Considering the 90-day investment horizon Salesforce is expected to under-perform the Johnson Johnson. In addition to that, Salesforce is 1.28 times more volatile than Johnson Johnson. It trades about -0.18 of its total potential returns per unit of risk. Johnson Johnson is currently generating about 0.11 per unit of volatility. If you would invest  13,769  in Johnson Johnson on December 23, 2024 and sell it today you would earn a total of  1,251  from holding Johnson Johnson or generate 9.09% return on investment over 90 days.
Time Period3 Months [change]
DirectionMoves Against 
StrengthWeak
Accuracy100.0%
ValuesDaily Returns

Salesforce  vs.  Johnson Johnson

 Performance 
       Timeline  
Salesforce 

Risk-Adjusted Performance

Very Weak

 
Weak
 
Strong
Over the last 90 days Salesforce has generated negative risk-adjusted returns adding no value to investors with long positions. In spite of unfluctuating performance in the last few months, the Stock's basic indicators remain very healthy which may send shares a bit higher in April 2025. The recent disarray may also be a sign of long period up-swing for the firm investors.
Johnson Johnson 

Risk-Adjusted Performance

OK

 
Weak
 
Strong
Compared to the overall equity markets, risk-adjusted returns on investments in Johnson Johnson are ranked lower than 8 (%) of all global equities and portfolios over the last 90 days. In spite of rather fragile forward-looking indicators, Johnson Johnson may actually be approaching a critical reversion point that can send shares even higher in April 2025.

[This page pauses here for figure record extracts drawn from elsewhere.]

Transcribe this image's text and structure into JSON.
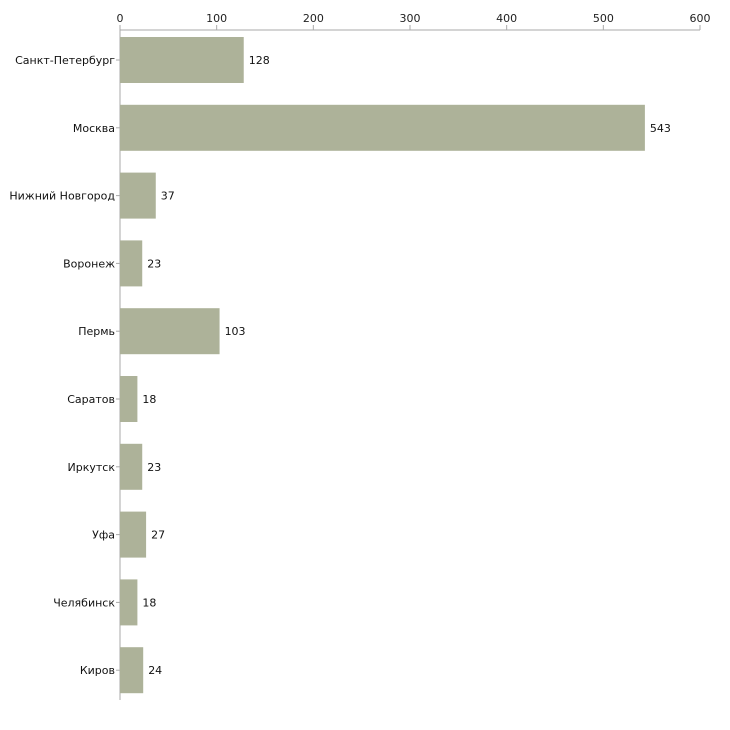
{
  "chart_data": {
    "type": "bar",
    "orientation": "horizontal",
    "title": "",
    "xlabel": "",
    "ylabel": "",
    "xlim": [
      0,
      600
    ],
    "x_ticks": [
      0,
      100,
      200,
      300,
      400,
      500,
      600
    ],
    "x_axis_position": "top",
    "grid": false,
    "categories": [
      "Санкт-Петербург",
      "Москва",
      "Нижний Новгород",
      "Воронеж",
      "Пермь",
      "Саратов",
      "Иркутск",
      "Уфа",
      "Челябинск",
      "Киров"
    ],
    "values": [
      128,
      543,
      37,
      23,
      103,
      18,
      23,
      27,
      18,
      24
    ],
    "colors": {
      "bar": "#adb299",
      "axis": "#aaaaaa"
    }
  }
}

Salesforce and Johnson Johnson Volatility Contrast

   Predicted Return Density   
       Returns  

Pair Trading with Salesforce and Johnson Johnson

The main advantage of trading using opposite Salesforce and Johnson Johnson positions is that it hedges away some unsystematic risk. Because of two separate transactions, even if Salesforce position performs unexpectedly, Johnson Johnson can make up some of the losses. Pair trading also minimizes risk from directional movements in the market. For example, if an entire industry or sector drops because of unexpected headlines, the short position in Johnson Johnson will offset losses from the drop in Johnson Johnson's long position.
The idea behind Salesforce and Johnson Johnson pairs trading is to make the combined position market-neutral, meaning the overall market's direction will not affect its win or loss (or potential downside or upside). This can be achieved by designing a pairs trade with two highly correlated stocks or equities that operate in a similar space or sector, making it possible to obtain profits through simple and relatively low-risk investment.
Check out your portfolio center.
Note that this page's information should be used as a complementary analysis to find the right mix of equity instruments to add to your existing portfolios or create a brand new portfolio. You can also try the Headlines Timeline module to stay connected to all market stories and filter out noise. Drill down to analyze hype elasticity.